The shifting of E2 peak can be indexed for characterizing the residual stress. Table 16 lists the main Raman spectra peaks position and FWHM of c-ZnO wafer. It is corresponding with the literature results (Table 17). No A1(LO) peak is shown in ZnO film Raman spectrum. The appearance of A_1(LO) peak indicates the native point defects increase after FIB milling. Figure 63 shows the Raman spectra of the same ZnO film under four FIB processing condition. The spectra exhibit the increasing intensity of A1(LO) peak, suggesting that the increasing of A1(LO) peak intensity is caused by directly Ga ion implanted as well. Raman results show the E₂ peak center position of the as-grown pillar (438.6 cm^-1, Figure 64), preset 40 nm pillar (438.0 cm^-1, Figure 65) and the deformed pillar to a preset 300 nm displacement (438.2 cm^-1, Figure 66), essentially very similar to that of the free-standing ZnO wafer (438.6 cm^-1) with nil residual stress. This suggests that no apparent residual stress remains in the as-grown and as annealed wafers as well as the as-FIB-machined and deformed pillars.

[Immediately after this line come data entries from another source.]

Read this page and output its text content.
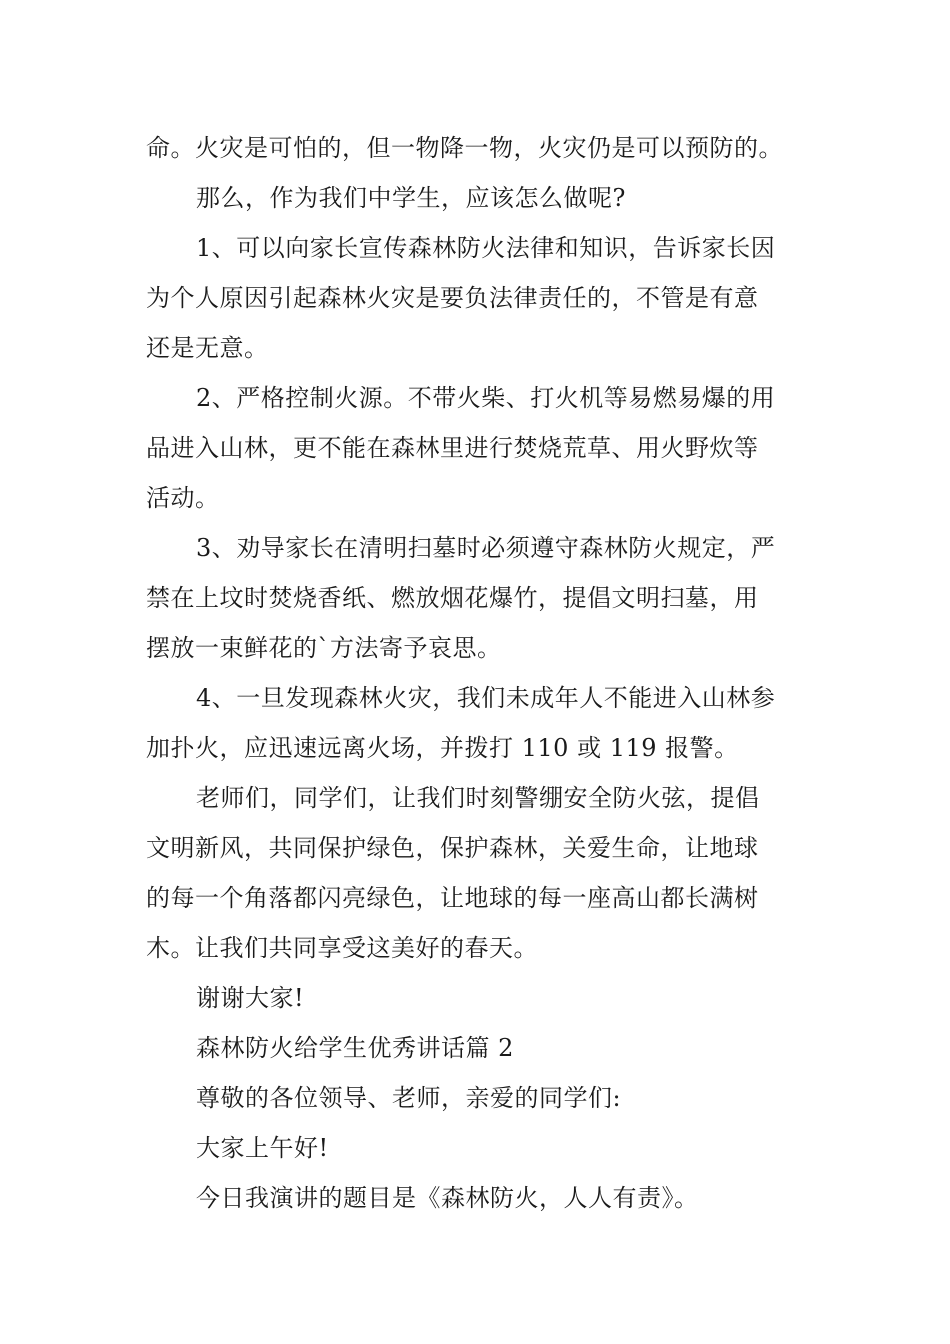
命。火灾是可怕的，但一物降一物，火灾仍是可以预防的。
那么，作为我们中学生，应该怎么做呢?
1、可以向家长宣传森林防火法律和知识，告诉家长因
为个人原因引起森林火灾是要负法律责任的，不管是有意
还是无意。
2、严格控制火源。不带火柴、打火机等易燃易爆的用
品进入山林，更不能在森林里进行焚烧荒草、用火野炊等
活动。
3、劝导家长在清明扫墓时必须遵守森林防火规定，严
禁在上坟时焚烧香纸、燃放烟花爆竹，提倡文明扫墓，用
摆放一束鲜花的`方法寄予哀思。
4、一旦发现森林火灾，我们未成年人不能进入山林参
加扑火，应迅速远离火场，并拨打 110 或 119 报警。
老师们，同学们，让我们时刻警绷安全防火弦，提倡
文明新风，共同保护绿色，保护森林，关爱生命，让地球
的每一个角落都闪亮绿色，让地球的每一座高山都长满树
木。让我们共同享受这美好的春天。
谢谢大家!
森林防火给学生优秀讲话篇 2
尊敬的各位领导、老师，亲爱的同学们:
大家上午好!
今日我演讲的题目是《森林防火，人人有责》。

The quality of GaN and ZnO single crystal can be identified by Raman spectrometer. For GaN, Figure 67 reveals the E2 peak of GaN film located at 570.6 cm^-1 with FWHM ~2 cm^-1. It is 3.6 cm^-1 blue shifting compared with the literature

value of free standing GaN (568.0 cm^-1). After FIB milling, the E₂ peak of as-milled GaN pillar shifts to 567.6 cm^-1. It implies that most of the biaxial residual stress is released by the surface due to the high surface/volume ratio. The E₂ peak of preset 100 nm pillar (before strain burst) and preset 200 nm pillar (after strain burst) are 567.5 cm^-1 and 567 cm^-1 which is very similar to as-grown micropillars (567.6 cm^-1) or free standing GaN. Table 18 reveals the measurement of Raman E2 peak position, FWHM and estimating residual stress of GaN films and micropillars.

The FWHM of E₂ peak and intensity of A_1(LO) reveal the quality of GaN film and micropillars. The narrow FWHM indicates the perfect crystalline quality, and the broadening implies the accumulated of crystal defects. As for the as-grown GaN film and as-milled GaN pillars, the FWHM is around 2.0 to 2.5 cm^-1, reflecting the low defects content in these two cases. After microcompression testing, the FWHM increases significantly to 5.7 cm^-1 and 6.2 cm^-1. It means that even though GaN pillar has high surface/volume ratio to release most of the residual stress, the large defects accumulated still after compression even before the strain burst. In addition, the quasi-longitudinal optic phonon peak of pillars (QLO) at 732 cm^-1 is seen to be the consequence of combination of A1(LO) (727 cm^-1) and E1(LO) (735 cm^-1) of c-plane GaN film. Due to the distortion of crystalline structure, the incident laser beam slightly deviates from the [0001] back scattering direction. The degradation of crystal quality and distortion of structure observations are consistent with the results of XTEM results.